To me it is very simple - anyone even remotely familiar with the Passion story would know that it is not anti-semitic. By even repeating that ignorance does a disservice to all. But is is, after all, a movie about Christianity, so clearly it is open to ridicule. It’s fine to portray Jesus as a character as long as you make him a fool. Try to show a literal interpretation of the Gospels and that is clearly dangerous.
But all that aside, there was probably the best summary of the real motivation behind the comments, interestingly enough, in a column by Ed Siegel in today’s Boston Globe (On religion, ‘Passion’ is literal, ‘Rings’ is liberal):
Conservatives would tend to agree with Gibson, that evil is as absolute as the truth. In "The Passion," the devil is real, not abstract. Pilate’s moral relativism ultimately thwarts his standing up to the mob. He asks his wife "What is truth?" and it is his Hamlet-like inability to see that Christ represents the truth which gives Caiaphas, the Jewish leader, the opportunity to demand the death of Jesus.

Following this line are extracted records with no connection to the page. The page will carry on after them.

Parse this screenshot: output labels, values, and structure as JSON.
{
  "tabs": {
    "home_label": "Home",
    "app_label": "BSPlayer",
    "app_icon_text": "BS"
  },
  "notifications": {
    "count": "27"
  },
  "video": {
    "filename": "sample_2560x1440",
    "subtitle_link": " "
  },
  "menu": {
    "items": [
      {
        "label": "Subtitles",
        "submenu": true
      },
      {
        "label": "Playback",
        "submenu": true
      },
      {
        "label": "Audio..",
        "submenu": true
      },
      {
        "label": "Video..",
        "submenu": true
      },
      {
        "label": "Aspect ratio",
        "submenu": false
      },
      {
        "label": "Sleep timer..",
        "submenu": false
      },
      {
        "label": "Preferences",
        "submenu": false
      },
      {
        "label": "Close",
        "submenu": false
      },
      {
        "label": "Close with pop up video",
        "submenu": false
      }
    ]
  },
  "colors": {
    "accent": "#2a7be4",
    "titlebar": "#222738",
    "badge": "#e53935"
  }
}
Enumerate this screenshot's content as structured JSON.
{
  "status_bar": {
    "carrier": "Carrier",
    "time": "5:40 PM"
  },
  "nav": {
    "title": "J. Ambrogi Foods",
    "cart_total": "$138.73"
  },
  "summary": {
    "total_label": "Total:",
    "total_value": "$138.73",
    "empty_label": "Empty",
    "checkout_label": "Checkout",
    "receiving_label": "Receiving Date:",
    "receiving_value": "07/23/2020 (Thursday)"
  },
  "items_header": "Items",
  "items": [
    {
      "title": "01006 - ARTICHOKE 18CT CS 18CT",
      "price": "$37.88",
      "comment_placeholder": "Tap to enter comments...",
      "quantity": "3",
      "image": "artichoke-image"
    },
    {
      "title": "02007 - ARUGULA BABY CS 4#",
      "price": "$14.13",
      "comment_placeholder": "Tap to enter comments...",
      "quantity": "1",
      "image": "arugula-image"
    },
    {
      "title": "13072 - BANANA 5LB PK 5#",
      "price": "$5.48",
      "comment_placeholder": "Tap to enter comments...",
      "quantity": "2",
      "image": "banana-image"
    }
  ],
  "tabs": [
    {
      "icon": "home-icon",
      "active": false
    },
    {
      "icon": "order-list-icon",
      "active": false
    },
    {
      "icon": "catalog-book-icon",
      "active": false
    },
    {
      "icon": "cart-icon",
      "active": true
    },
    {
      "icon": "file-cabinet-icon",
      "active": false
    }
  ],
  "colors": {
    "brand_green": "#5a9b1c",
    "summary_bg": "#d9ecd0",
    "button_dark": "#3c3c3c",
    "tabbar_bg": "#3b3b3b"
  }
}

It is the same kind of moral relativism that drives conservatives crazy about liberals. Why can’t liberals see, conservatives wonder, that Saddam Hussein is pure evil?It’s the absolutism of people like Gibson and President Bush that drives liberals crazy. Why, for example, can’t conservatives see that Hussein was no greater danger than other dictators? There is a lot of questioning about where the truth lies in "The Lord of the Rings," as in most modern literature and modern art in general.
Elections, today, are often fought between absolutist conservatives and relativist liberals, with Middle-earth — or Middle America — deciding between those poles. Think of how Michael Dukakis’s relativist answer about capital punishment turned off voters in 1988. Ditto Pat Buchanan’s absolutist performance at the 1992 Republican Convention. Voters preferred Bill Clinton’s relativism to Republican absolutism, but couldn’t decide between the two eight years later.
And now? For George W. Bush, as for Mel Gibson, you’re either for us (or Jesus), or against us. The truth is not so simple for John Kerry. Changing his mind about Vietnam years ago, and insisting that not every issue has a simple answer, is a sign of strength to his supporters, a sign of weakness to conservatives.
To quote Gandalf, then: "So it begins, the great battle of our time."